Q: What is the difference between a school teacher and a steam locomotive?
A: The school teacher tells you to spit out your gum, while the locomotive says "Choo Choo Choo!"
Q: What wobbles when it flies?
A: A jellicopter!
Q: What do you call a train that eats toffee?
A: A chew, chew train.
Q: Why is the railroad angry?
A: Because people are always crossing it!
Q: Why can't the engineer be electrocuted?
A: Because he's not a conductor!
Q: Why can't a steam locomotive sit down?
A: Because it has a tender behind
Q: How many conductors does it take to change a light bulb?
A: Only one, but to no avail. He first punches a hole in the new bulb.
Two blondes were walking through the woods and they came to some tracks.
The first blonde said: "These look like deer tracks."
And the other one said: "No they look like moose tracks."
They argued and argued for a while and they were still arguing when the train hit them.
In a train compartment, there are 3 men and a young woman. The four passengers join in conversation, which very soon turns to the erotic. Then, the young woman proposes, "If each of you will give me $1.00, I will show you my legs."
The men, charmed by this young college girl, all pull a buck out of their wallet. And then the girl pulls up her dress a bit to show her legs. Then she says, "If each of you gentlemen will give me $10.00, I'll show you my thighs,".
And men being what they are, they all pull out a ten dollar bill. The girl pulls up her dress all the way to her legs in full. Conversation continues, and the men, a bit excited, have all taken off their coats. Then the young girl says, "If you will give me $100, I will show you where I was operated on for appendicitis."
All three fork over the money. The girl then turned to the window and points outside at a building they're passing. "See there in the distance. That's the hospital where I had it done!"
A man and his wife check into a hotel. The husband wants to have a drink at the bar, but his wife is extremely tired so she decides to go on up to their room to rest.
She lies down on the bed... just then, and elevated train passes by very close to the window and shakes the room so hard she's thrown out of the bed.
Thinking this must be a freak occurrence, she lies down once more. Again a train shakes the room so violently, she's pitched to the floor.
Exasperated, she calls the front desk, asks for the manager. The manager says he'll be right up.
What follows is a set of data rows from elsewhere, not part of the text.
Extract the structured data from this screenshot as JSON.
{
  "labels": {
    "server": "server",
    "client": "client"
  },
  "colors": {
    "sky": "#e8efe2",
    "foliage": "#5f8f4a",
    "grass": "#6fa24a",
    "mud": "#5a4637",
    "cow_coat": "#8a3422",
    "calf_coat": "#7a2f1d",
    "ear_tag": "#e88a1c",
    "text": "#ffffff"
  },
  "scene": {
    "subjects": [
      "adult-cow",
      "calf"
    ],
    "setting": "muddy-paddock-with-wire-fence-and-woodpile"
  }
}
The manager is skeptical but the wife insists the story is true. "Look... lie here on the bed -- you'll be thrown right to the floor!" So he lies down next to the wife.
Just then the husband walks in. "What," he says, "are you doing here!?!"
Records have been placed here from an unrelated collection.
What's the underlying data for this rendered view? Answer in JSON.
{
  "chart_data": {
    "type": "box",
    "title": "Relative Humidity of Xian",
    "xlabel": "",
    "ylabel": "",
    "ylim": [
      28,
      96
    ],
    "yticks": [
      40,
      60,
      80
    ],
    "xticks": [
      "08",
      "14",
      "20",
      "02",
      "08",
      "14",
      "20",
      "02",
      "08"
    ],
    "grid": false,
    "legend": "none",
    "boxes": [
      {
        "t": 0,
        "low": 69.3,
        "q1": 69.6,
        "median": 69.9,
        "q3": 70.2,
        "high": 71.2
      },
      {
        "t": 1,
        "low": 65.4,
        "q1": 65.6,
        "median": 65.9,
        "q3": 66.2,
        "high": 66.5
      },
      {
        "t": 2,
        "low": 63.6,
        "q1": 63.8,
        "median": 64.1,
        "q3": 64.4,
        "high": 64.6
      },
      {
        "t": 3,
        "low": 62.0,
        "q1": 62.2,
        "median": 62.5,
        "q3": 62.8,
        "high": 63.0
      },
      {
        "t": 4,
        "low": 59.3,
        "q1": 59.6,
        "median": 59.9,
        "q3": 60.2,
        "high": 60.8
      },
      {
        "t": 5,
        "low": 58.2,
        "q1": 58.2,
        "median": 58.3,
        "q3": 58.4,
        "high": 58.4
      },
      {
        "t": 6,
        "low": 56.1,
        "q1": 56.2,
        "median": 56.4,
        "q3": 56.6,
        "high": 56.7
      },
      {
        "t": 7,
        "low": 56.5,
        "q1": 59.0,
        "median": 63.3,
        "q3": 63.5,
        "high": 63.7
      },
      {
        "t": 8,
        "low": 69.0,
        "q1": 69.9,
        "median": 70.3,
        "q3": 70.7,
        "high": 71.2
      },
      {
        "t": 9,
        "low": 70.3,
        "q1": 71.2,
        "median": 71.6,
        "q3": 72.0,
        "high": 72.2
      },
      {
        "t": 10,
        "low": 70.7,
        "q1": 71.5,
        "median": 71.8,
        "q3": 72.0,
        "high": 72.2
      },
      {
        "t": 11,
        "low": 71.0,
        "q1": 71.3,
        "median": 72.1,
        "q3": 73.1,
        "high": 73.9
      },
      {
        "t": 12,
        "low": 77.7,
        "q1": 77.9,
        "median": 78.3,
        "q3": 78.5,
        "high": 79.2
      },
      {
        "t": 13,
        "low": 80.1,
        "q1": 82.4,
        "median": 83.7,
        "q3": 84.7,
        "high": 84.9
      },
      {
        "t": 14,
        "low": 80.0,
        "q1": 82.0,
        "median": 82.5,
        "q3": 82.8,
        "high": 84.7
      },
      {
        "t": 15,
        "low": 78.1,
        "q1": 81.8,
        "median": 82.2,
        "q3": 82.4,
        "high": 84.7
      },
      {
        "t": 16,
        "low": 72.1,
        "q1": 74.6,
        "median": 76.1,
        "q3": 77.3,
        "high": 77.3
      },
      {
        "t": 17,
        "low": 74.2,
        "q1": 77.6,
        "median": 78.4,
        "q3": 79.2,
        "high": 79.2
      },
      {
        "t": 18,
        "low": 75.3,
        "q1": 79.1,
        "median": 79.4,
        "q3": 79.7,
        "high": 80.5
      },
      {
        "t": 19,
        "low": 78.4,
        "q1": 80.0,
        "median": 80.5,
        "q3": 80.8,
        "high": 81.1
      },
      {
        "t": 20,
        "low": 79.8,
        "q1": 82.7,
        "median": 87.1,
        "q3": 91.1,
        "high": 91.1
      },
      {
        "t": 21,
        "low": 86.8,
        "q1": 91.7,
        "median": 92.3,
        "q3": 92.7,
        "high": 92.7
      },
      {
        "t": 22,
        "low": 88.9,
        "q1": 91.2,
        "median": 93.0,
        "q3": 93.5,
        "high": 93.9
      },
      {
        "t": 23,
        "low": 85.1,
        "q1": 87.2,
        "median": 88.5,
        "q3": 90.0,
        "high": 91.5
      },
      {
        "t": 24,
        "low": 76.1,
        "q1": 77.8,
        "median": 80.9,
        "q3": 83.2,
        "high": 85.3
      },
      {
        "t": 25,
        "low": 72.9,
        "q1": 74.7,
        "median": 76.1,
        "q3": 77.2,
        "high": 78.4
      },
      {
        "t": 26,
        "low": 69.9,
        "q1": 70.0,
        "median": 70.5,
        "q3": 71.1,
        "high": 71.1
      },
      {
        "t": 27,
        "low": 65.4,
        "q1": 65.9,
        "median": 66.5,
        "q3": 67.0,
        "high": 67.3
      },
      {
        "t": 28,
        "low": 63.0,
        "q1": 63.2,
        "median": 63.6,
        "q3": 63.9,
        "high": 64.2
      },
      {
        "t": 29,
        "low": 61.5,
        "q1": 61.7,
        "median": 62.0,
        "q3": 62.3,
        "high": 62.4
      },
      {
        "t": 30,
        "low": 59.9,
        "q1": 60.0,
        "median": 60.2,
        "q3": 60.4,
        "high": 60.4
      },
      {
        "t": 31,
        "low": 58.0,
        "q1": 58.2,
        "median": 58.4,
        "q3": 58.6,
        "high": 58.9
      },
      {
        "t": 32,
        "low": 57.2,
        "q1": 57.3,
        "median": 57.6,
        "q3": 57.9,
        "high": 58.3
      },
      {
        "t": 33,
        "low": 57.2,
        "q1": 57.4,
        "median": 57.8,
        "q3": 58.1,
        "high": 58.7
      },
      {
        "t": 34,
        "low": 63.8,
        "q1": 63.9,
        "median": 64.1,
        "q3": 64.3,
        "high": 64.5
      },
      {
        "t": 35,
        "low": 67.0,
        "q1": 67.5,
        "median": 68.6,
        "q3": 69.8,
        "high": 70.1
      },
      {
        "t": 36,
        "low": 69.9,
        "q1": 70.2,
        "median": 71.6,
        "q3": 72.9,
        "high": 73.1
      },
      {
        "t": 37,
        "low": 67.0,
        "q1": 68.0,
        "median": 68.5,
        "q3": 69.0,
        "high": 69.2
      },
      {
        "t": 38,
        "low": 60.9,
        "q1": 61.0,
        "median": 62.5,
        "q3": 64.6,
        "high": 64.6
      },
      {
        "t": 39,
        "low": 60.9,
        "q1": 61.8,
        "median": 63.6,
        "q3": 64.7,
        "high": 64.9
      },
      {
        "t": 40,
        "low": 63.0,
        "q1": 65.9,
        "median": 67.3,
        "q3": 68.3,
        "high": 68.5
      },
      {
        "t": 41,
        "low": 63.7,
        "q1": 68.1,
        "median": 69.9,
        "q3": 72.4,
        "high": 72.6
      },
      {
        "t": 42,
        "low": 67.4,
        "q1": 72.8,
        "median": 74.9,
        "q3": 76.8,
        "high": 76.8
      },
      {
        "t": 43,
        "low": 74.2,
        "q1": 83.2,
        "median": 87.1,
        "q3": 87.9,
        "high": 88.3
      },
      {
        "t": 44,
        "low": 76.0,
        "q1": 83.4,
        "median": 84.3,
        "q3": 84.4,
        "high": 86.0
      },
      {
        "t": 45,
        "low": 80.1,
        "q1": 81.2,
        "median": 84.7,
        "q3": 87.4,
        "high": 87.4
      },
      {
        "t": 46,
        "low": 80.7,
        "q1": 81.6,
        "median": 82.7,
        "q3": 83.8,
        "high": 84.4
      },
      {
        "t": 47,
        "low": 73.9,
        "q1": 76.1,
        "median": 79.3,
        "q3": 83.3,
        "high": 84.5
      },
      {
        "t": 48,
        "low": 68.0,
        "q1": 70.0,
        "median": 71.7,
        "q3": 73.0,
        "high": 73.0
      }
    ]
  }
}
The manager calmly replies, "Would you believe I'm waiting for a train?"
At a station stop, the railroad's president walked up to the locomotive and spoke to the engineer.
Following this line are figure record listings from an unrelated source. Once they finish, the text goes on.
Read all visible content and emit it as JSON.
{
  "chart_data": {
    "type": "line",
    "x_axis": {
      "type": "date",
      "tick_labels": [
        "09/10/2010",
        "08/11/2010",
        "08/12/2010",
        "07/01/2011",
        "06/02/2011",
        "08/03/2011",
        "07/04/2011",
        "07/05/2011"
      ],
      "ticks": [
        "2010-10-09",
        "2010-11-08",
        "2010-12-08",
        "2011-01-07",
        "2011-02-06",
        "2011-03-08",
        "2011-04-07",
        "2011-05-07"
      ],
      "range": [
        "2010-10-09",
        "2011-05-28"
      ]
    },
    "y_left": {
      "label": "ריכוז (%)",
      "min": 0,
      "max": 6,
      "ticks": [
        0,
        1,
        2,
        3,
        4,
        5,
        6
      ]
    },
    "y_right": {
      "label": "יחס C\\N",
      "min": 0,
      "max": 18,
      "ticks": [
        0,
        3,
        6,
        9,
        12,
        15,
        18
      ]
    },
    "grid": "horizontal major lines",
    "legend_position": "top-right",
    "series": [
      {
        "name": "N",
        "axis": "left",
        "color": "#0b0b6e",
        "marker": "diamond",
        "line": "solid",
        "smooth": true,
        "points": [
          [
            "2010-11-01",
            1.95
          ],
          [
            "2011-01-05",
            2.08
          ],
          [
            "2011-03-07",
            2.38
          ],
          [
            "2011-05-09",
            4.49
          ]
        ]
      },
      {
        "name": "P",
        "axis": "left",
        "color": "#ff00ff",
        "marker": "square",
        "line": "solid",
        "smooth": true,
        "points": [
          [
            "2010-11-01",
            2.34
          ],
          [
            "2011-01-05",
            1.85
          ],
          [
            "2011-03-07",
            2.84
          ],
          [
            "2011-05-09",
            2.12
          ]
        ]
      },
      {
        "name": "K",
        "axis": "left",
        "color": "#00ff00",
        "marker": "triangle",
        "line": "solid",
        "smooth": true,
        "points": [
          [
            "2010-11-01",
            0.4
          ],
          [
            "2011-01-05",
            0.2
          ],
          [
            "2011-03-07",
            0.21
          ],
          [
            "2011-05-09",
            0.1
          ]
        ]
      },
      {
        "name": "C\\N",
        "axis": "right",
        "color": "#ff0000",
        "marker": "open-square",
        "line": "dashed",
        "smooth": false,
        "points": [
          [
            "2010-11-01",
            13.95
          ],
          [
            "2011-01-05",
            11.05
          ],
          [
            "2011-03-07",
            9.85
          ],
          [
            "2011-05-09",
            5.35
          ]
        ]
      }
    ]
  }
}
"You were going 65 mph and the speed limit is only 60 mph, I saw it myself on the speedometer in the business car!"
After a heated exchange, the engineer finally said "You couldn't possibly have been going 65, my speedometer said 60 mph and we never saw you go by us!"
Two drunks were walking upgrade between the railroad tracks.
One of them said, "This is is longest stairway I have ever been on."
To this, the other replied, "It's not the stairs that bother me, it's the low banister."